Travellers love the idea of the agriturismo, but in the end, they may want a country property that is closer to the famed cathedrals and masterpieces than just chickens and pigs, she notes. People have a dream of Italy “and that dream takes different shapes.”

These Tuscan estates – why not stick to this large region that offers so much – may hit the mark (choose “Tuscany” on Classicvacationrental.com and then look through the page listings):

* La Picconaia: This restored agriturismo, with a farmhouse dating to the 16th century, is located on a sprawling Chianti wine estate. It offers a variety of apartments and homes, suitable for parties from two to 20. Here, you can sample wine and olive oil and cross the vineyards on foot to reach the town of Greve, with its restaurants, shops and Saturday market.

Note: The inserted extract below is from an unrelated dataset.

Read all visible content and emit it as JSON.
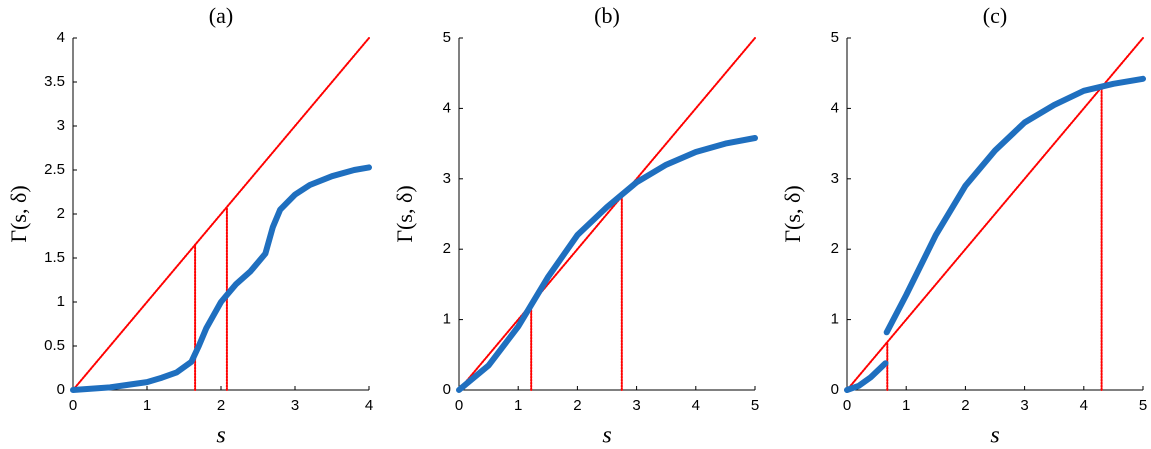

* Borgo di Marcello: Located near the walled town of Lucca, this property is part of an olive oil estate. The grounds include apartments, as well as several restored villas (one dining room features the contessa’s collection of Hermès and Ferragamo scarves in frames).

* Podere Vittorio Tobi-Sotto: This agriturismo near Cortona, the town Frances Mayes made famous, features two larger houses that have been restored into individual apartments. Outside, there’s a wood-burning oven and views of wheat, sunflower and alfalfa fields. The property is three kilometres from Cortona, 60 kilometres from Siena and 110 kilometres from Florence.